Mesajı Okuyun
Old 26-08-2009, 08:28   #6
Adli Tip

 
Varsayılan

Karizmanın kelime anlamına ve buradaki kullanımının yerindeliğine değinmeyeceğim. Zira soru ve konu gayet açık.

Benim düşüncem şöyle:

Avukatlık, yasada "kamu hizmeti" olarak tanımlanmışsa da, hiç kimse "bir büro açayım da kamuya çok faydalı olayım" hayaliyle yanıp tutuşmaz. Avukat, mesleğini para kazanmak ve (mesleki) üne kavuşmak için icra eder.
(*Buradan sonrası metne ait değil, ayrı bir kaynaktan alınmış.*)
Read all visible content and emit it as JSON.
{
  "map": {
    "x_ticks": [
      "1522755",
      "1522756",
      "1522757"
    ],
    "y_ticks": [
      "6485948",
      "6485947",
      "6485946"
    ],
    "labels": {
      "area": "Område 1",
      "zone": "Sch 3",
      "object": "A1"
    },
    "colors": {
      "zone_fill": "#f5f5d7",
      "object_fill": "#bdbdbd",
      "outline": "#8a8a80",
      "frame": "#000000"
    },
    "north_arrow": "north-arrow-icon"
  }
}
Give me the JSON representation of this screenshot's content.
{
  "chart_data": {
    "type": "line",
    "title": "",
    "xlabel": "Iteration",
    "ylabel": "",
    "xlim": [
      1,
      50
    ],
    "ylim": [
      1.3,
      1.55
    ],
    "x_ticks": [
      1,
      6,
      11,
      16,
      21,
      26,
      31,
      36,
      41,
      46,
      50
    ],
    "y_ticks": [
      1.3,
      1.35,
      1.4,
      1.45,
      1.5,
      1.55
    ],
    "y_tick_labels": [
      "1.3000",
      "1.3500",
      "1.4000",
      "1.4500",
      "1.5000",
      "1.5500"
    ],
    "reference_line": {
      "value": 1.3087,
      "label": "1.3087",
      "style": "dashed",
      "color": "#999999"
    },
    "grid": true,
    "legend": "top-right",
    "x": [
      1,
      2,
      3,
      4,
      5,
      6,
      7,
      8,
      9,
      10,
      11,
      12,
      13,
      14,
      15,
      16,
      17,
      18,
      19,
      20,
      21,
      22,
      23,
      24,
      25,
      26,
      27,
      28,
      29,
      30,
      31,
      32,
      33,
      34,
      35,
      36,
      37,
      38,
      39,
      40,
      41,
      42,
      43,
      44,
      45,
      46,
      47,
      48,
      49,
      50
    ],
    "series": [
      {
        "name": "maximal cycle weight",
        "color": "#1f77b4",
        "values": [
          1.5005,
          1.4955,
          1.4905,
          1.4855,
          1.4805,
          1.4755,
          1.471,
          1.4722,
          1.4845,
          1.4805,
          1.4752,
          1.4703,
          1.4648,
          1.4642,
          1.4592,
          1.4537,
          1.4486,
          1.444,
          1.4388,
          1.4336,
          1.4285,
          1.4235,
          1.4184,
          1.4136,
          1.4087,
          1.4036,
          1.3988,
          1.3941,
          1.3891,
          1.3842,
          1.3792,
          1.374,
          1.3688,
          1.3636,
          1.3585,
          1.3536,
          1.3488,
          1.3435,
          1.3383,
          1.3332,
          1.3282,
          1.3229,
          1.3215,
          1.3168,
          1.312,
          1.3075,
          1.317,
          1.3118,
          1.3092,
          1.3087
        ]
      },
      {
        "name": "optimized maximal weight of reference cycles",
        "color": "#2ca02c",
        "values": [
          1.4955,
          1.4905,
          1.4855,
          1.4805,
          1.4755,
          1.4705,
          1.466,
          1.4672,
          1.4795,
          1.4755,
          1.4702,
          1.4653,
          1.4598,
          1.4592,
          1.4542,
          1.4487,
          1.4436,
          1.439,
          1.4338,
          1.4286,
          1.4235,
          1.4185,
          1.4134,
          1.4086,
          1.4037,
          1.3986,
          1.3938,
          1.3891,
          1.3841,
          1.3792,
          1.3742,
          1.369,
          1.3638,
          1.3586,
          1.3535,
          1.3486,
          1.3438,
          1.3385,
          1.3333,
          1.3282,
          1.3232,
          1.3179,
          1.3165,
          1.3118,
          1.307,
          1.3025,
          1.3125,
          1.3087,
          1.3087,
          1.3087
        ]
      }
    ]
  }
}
İstisnalar bir yana bırakılırsa, bir davanın avukat için en önemli neticesi, o davadan gelen vekalet ücretidir.
Hal böyleyken, bir avukat hakkında fikir sahibi olmak için vatandaş mahkeme kalemlerinden tek tek o avukatın takip ettiği dosyalara bakmaz. "Başarılı bir avukatsa iyi para kazanır, iyi para kazanırsa da kaliteli yaşar." diye düşünebilir. Keza avukatın ne kadar para kazandığını anlamak için de, tapuya, bankalara müzekkere de yazdırmayacağına göre kıyafetine, ofisine ve arabasına bakarak fikir yürütür. Son yıllarda vatandaşların bir kriteri daha oluştu: "Acaba yanında kaç avukat çalıştırıyor?" Bu sorunun cevabı da vatandaş için ön bilgi sağlıyor.

Biz avukatlar elbette meselektaşlarımızı bu kriterlere göre değerlendirmemekteyiz, değerlendiremeyiz, değerlendirmemeliyiz. En iyi avukat, sorumluluk sahibi olan, üzerinde çalıştığı konuya hakim olan, adalet duygusu gelişmiş ve meslek etiğine çok önem verendir bence.

Ancak vatandaşların bakış açısı da yukarıda açıkladığım gibi altı bomboş bir bakış açısı değil.

Mesleğe yeni başlayan ve mesleğe bu imkanlarla başlayamayan avukatlar için ise, çok kazanan, kaliteli yaşayan avukatlar şevk kaynağı olmalı sadece. Bürosunu dün açmış ama son model arabaya binen avukatın arabasının babası tarafından alınmış olduğunu en iyi niyetli müvekkil de farkeder, merak etmeyin.